Archivo de enero, 2017

Patada en la boca

Neus Aguiló. Mercedes Milá tenía que pasar por ‘El hormiguero’ como una invitada más, pero no fue así. Pablo Motos metió la pata hasta el fondo cuando le preguntó a la periodista por ‘Convénzeme’, su nuevo programa. El presentador pensaba que no se había estrenado cuando en realidad lleva ya tres meses en antena. La veterana periodista se quedó de piedra pero supo reaccionar y, como ya está de vuelta de todo, le cantó las cuarenta a Motos. «¿Tú haces siempre lo mismo con tus invitados?
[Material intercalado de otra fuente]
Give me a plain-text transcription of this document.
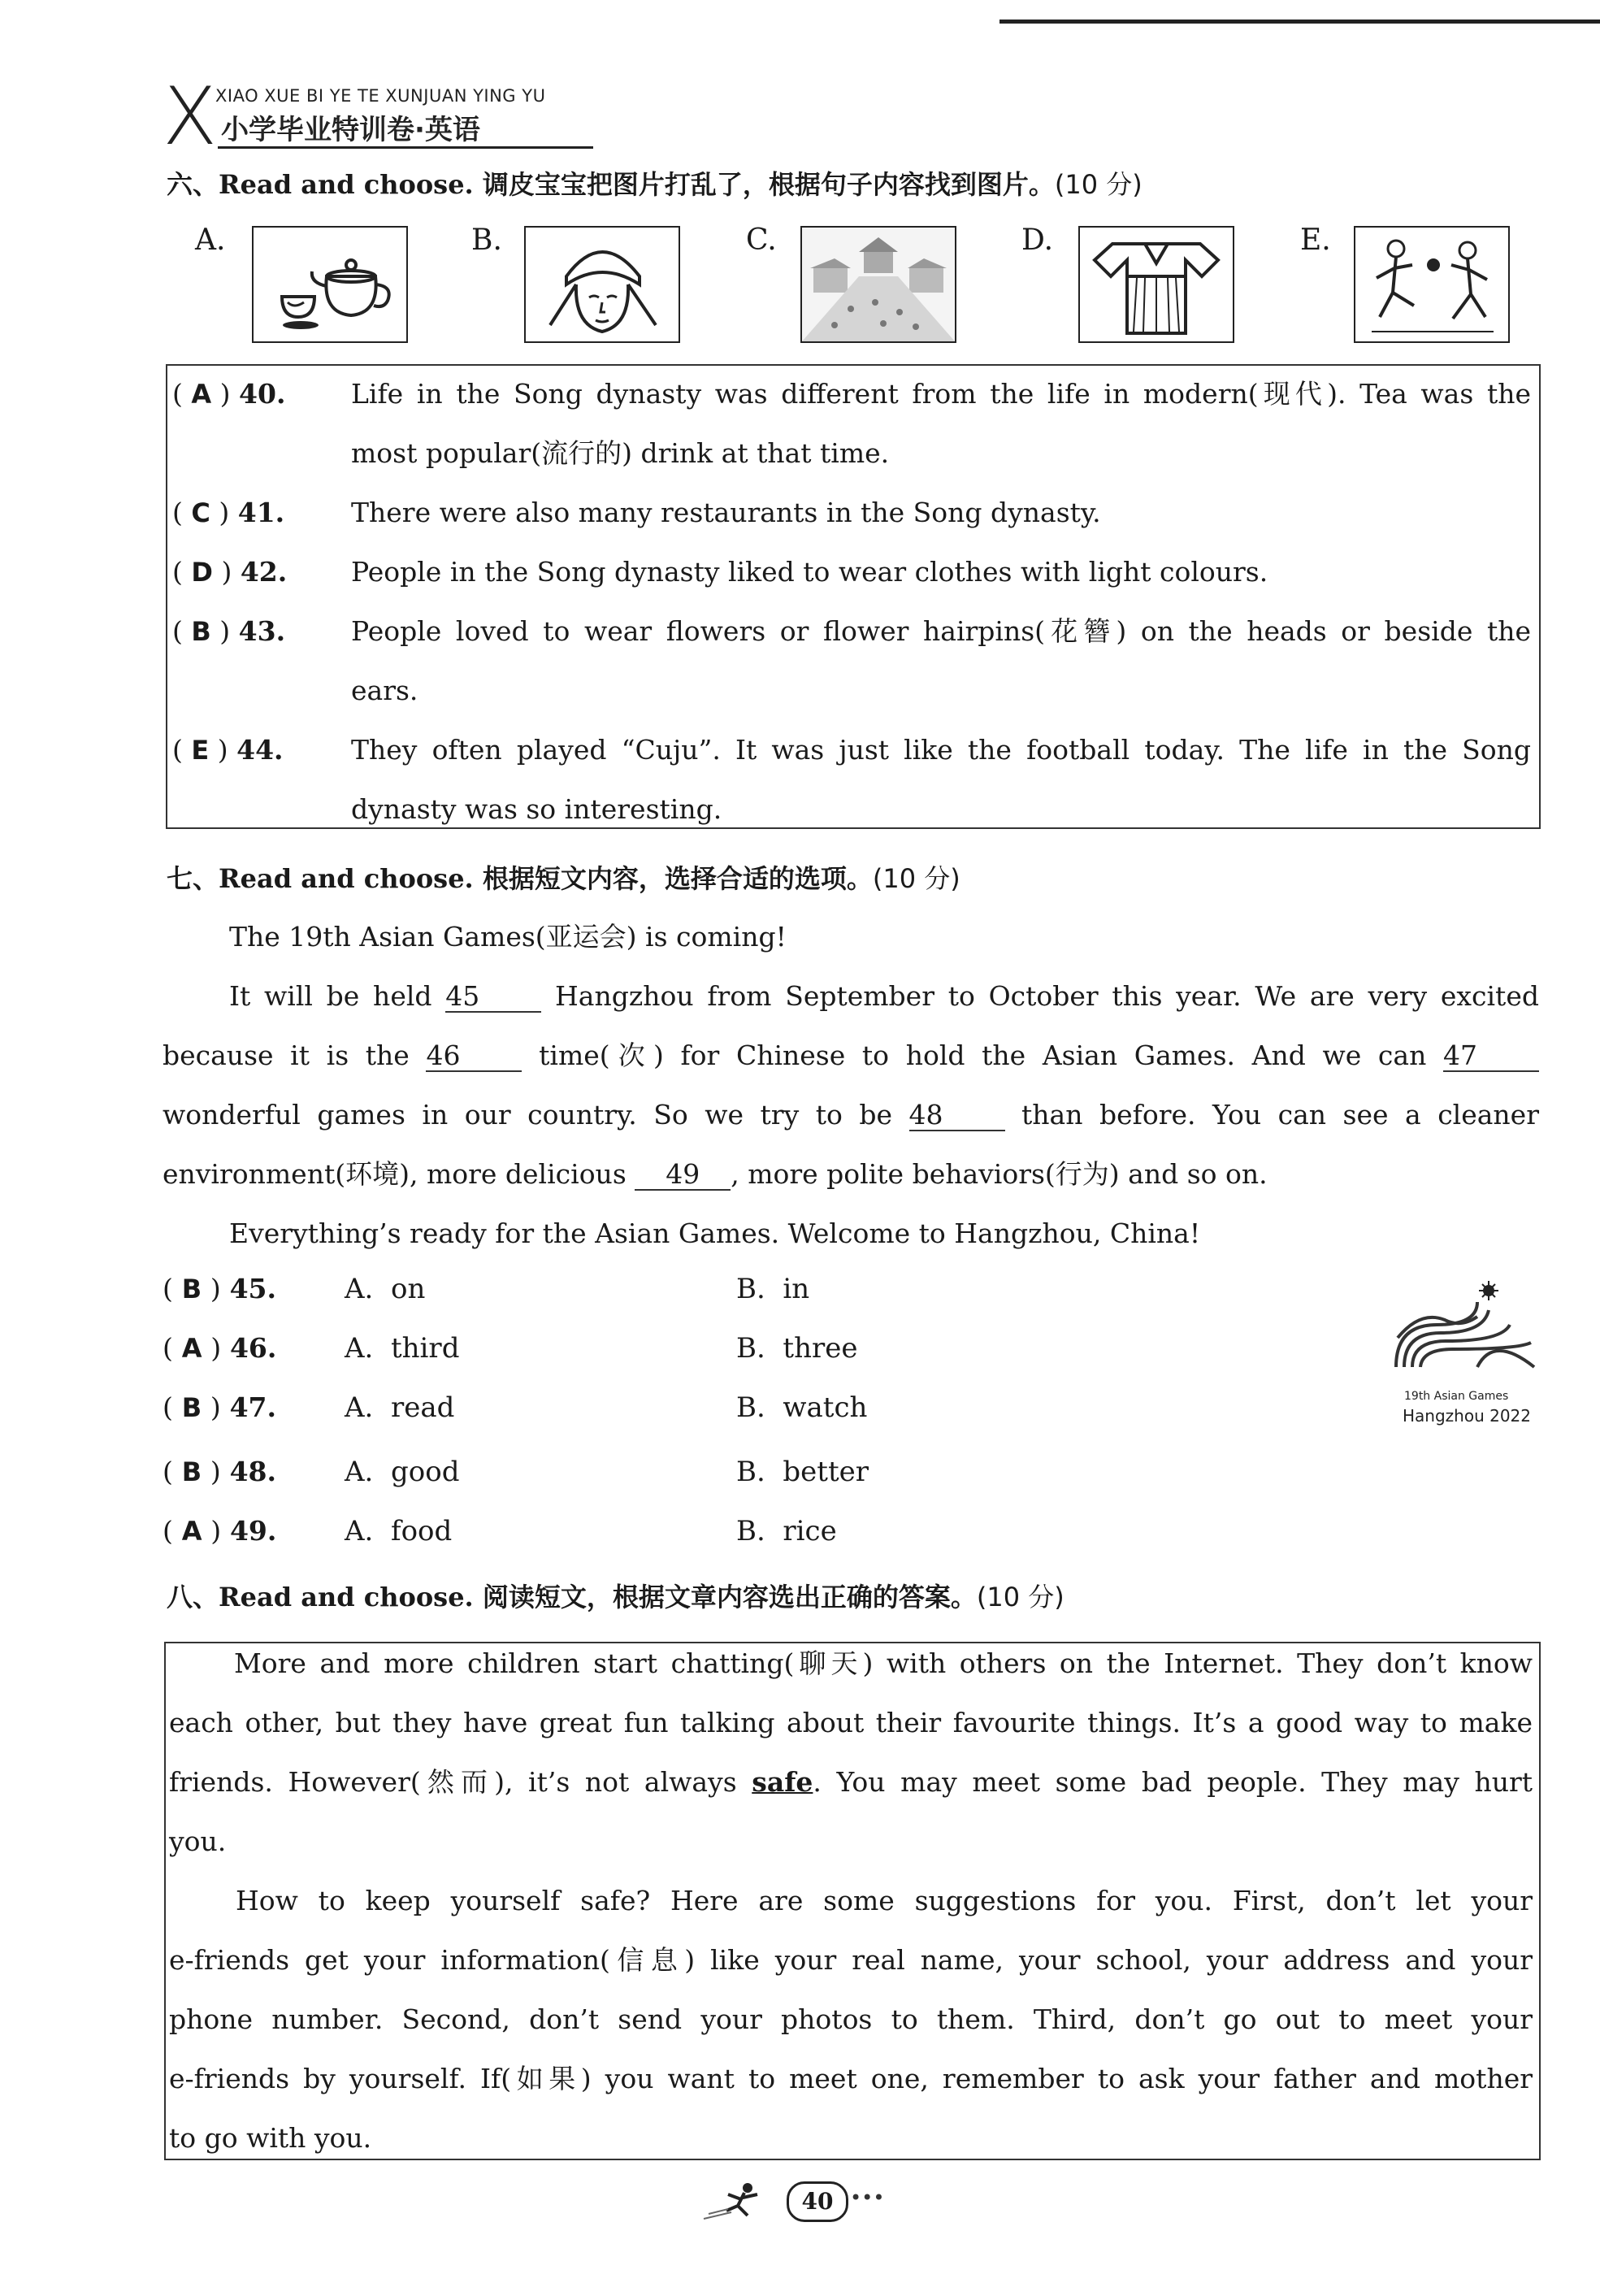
X
XIAO XUE BI YE TE XUNJUAN YING YU
小学毕业特训卷·英语
六、Read and choose. 调皮宝宝把图片打乱了，根据句子内容找到图片。(10 分)
A.	B.	C.	D.	E.
( A ) 40. Life in the Song dynasty was different from the life in modern(现代). Tea was the
most popular(流行的) drink at that time.
( C ) 41. There were also many restaurants in the Song dynasty.
( D ) 42. People in the Song dynasty liked to wear clothes with light colours.
( B ) 43. People loved to wear flowers or flower hairpins(花簪) on the heads or beside the
ears.
( E ) 44.	They often played “Cuju”. It was just like the football today. The life in the Song
dynasty was so interesting.
七、Read and choose. 根据短文内容，选择合适的选项。(10 分)
The 19th Asian Games(亚运会) is coming!
It will be held 45	Hangzhou from September to October this year. We are very excited
because it is the 46	time(次) for Chinese to hold the Asian Games. And we can 47
wonderful games in our country. So we try to be 48	than before. You can see a cleaner
environment(环境), more delicious 49 , more polite behaviors(行为) and so on.
Everything’s ready for the Asian Games. Welcome to Hangzhou, China!
( B ) 45. A. on	B. in
( A ) 46. A. third	B. three
( B ) 47. A. read	B. watch
( B ) 48. A. good	B. better
( A ) 49. A. food	B. rice
19th Asian Games
Hangzhou 2022
八、Read and choose. 阅读短文，根据文章内容选出正确的答案。(10 分)
More and more children start chatting(聊天) with others on the Internet. They don’t know
each other, but they have great fun talking about their favourite things. It’s a good way to make
friends. However(然而), it’s not always safe. You may meet some bad people. They may hurt
you.
How to keep yourself safe? Here are some suggestions for you. First, don’t let your
e-friends get your information(信息) like your real name, your school, your address and your
phone number. Second, don’t send your photos to them. Third, don’t go out to meet your
e-friends by yourself. If(如果) you want to meet one, remember to ask your father and mother
to go with you.
40 •••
Una patada en la boca, quiero decir…», le soltó Milá, quien no se cortó ni un pelo y le añadió: «¡Que el próximo domingo es el último programa del primer trimestre, desgraciao!». Nunca me ha entusiasmado Mercedes pero esta vez llevaba razón. Pablo no se esperaba tal reacción y, lejos de pedir disculpas por su error, se mostró a la defensiva y dispuesto a atacar a la periodista como si fuera su peor enemiga. Algunos dicen que Pablo Motos está acostumbrado a tener siempre la última palabra y a ser el el más chulo del programa. Pues esta vez no pudo ser. Y si no tragas a Milá, por lo menos que no se te note. Así no se trata a un invitado.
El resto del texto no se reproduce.